Una mirada atenta a la orilla del ibón me mostró que había decenas de cuerpos de sapos y que todos presentaban el mismo aspecto. El milano, a sabiendas de la toxicidad de la piel del sapo debida a la presencia de las glándulas parótidas que segregan un líquido tóxico, lo pelaba como un plátano y dejaba tan sólo la piel vuelta sobre la cabeza y la espina dorsal, consumiendo el resto de dicho sapo. Los sapos deben de ser presas frecuentes de los milanos, tanto del milano negro (Milvus migrans) como del Milano real (Milvus milvus). En una ocasión pude comprobar como cientos de ejemplares de Sapo corredor (Bufo calamita) que estaban entonando su canción nupcial enmudecían al paso del milano negro. Ahora me arrepiento de no haberme acercado a las inmediaciones de la balsa donde estaban los sapos para comprobar si el milano negro trataba a los sapos corredores del mismo modo que el milano real trataba a los sapos comunes.

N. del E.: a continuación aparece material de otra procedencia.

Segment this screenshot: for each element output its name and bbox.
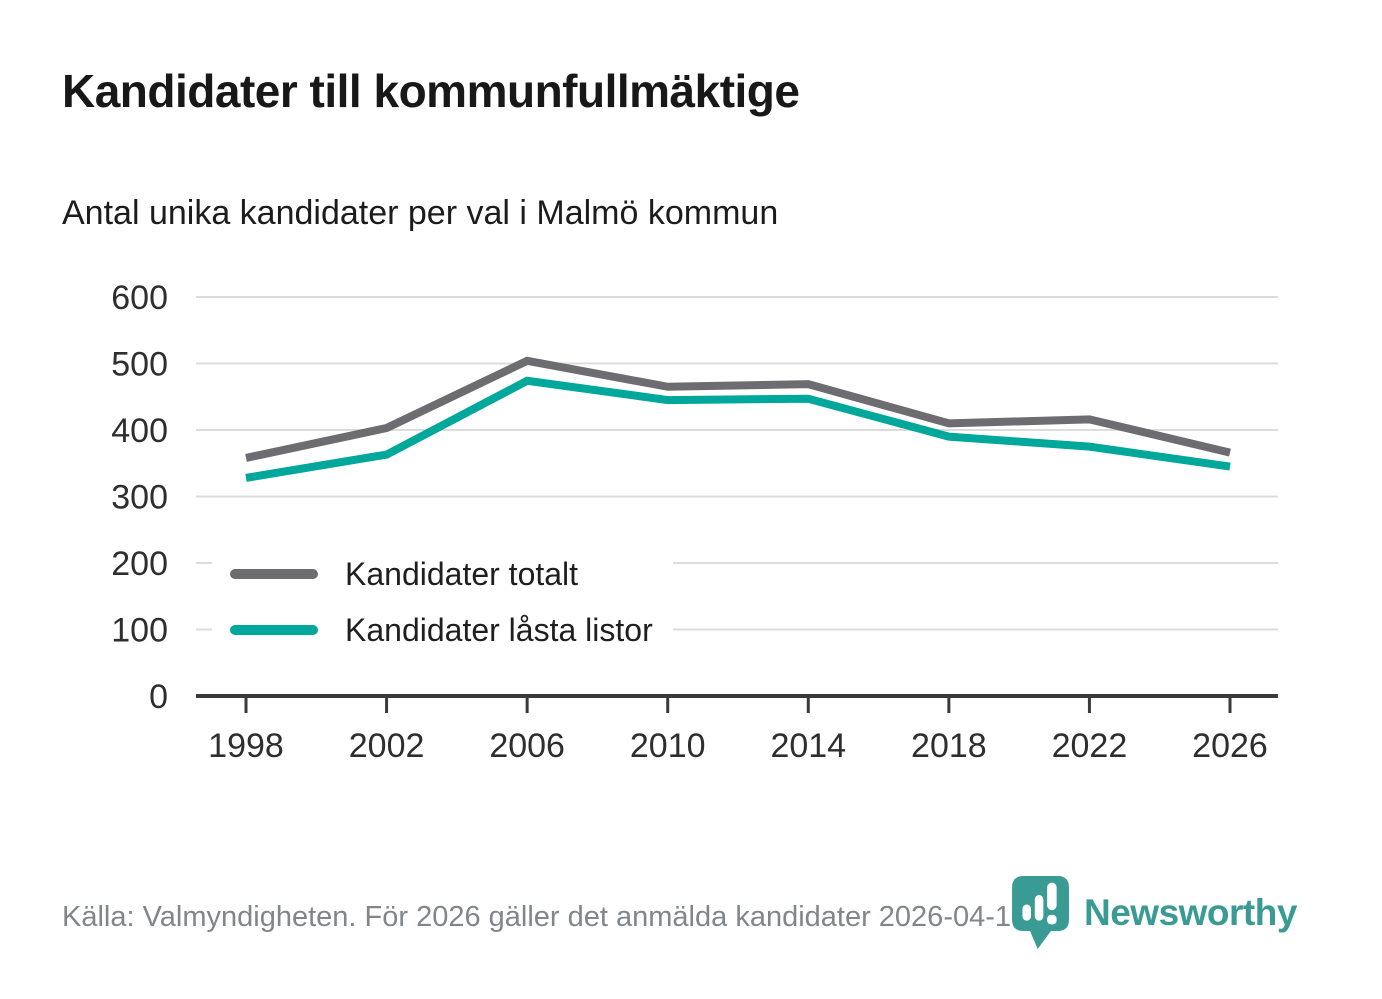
y-axis-tick-label: 400 (111, 412, 168, 450)
x-axis-tick-label: 1998 (208, 727, 284, 765)
x-axis-tick-label: 2002 (349, 727, 425, 765)
chart-subtitle: Antal unika kandidater per val i Malmö k… (62, 194, 779, 232)
legend-line-swatch-total (230, 569, 318, 579)
y-axis-tick-label: 0 (149, 678, 168, 716)
legend-label-total: Kandidater totalt (345, 556, 579, 592)
series-line-0 (245, 356, 1231, 462)
legend-item-locked-lists: Kandidater låsta listor (230, 611, 653, 649)
legend-item-total: Kandidater totalt (230, 555, 653, 593)
newsworthy-wordmark: Newsworthy (1084, 892, 1297, 933)
x-axis-tick-label: 2022 (1052, 727, 1128, 765)
series-line-1 (245, 376, 1231, 482)
y-axis-tick-label: 300 (111, 479, 168, 517)
y-axis-tick-label: 500 (111, 346, 168, 384)
x-axis-tick-label: 2018 (911, 727, 987, 765)
legend-label-locked-lists: Kandidater låsta listor (345, 612, 653, 648)
page-title: Kandidater till kommunfullmäktige (62, 65, 800, 117)
newsworthy-pin-icon (1012, 876, 1069, 950)
x-axis-tick-label: 2010 (630, 727, 706, 765)
x-axis-tick-label: 2026 (1192, 727, 1268, 765)
y-axis-tick-label: 100 (111, 612, 168, 650)
chart-legend: Kandidater totalt Kandidater låsta listo… (212, 547, 673, 659)
x-axis-tick-label: 2014 (770, 727, 846, 765)
source-note: Källa: Valmyndigheten. För 2026 gäller d… (62, 901, 1036, 933)
y-axis-tick-label: 600 (111, 279, 168, 317)
x-axis-tick-label: 2006 (489, 727, 565, 765)
newsworthy-logo: Newsworthy (1012, 876, 1297, 950)
y-axis-tick-label: 200 (111, 545, 168, 583)
legend-line-swatch-locked-lists (230, 625, 318, 635)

Si no hubiera visto al milano en acción quizá hubiese pensado que los restos desperdigados por toda la zona eran obra del armiño. Unos días después ví publicado en la revista Natura que las nutrias llegaban a los ibones y comían los sapos dejando la piel. Las fotografía era idéntica a los restos que yo encontré. Al escribir preguntando cuales eran los indicios que hacían pensar en que las presas pertenecían a una nutria no recibí respuesta. Este naturalista creo que asturiano, supuso que fueron las nutrias como yo hubiese supuesto que era el armiño. Sólo dando una vuelta en torno al ibón se apreciaba la magnitud del "sapicidio" cometido pues había quizá un ciento o más. En cualquier caso era demasiada comida para un armiño y para un sólo milano.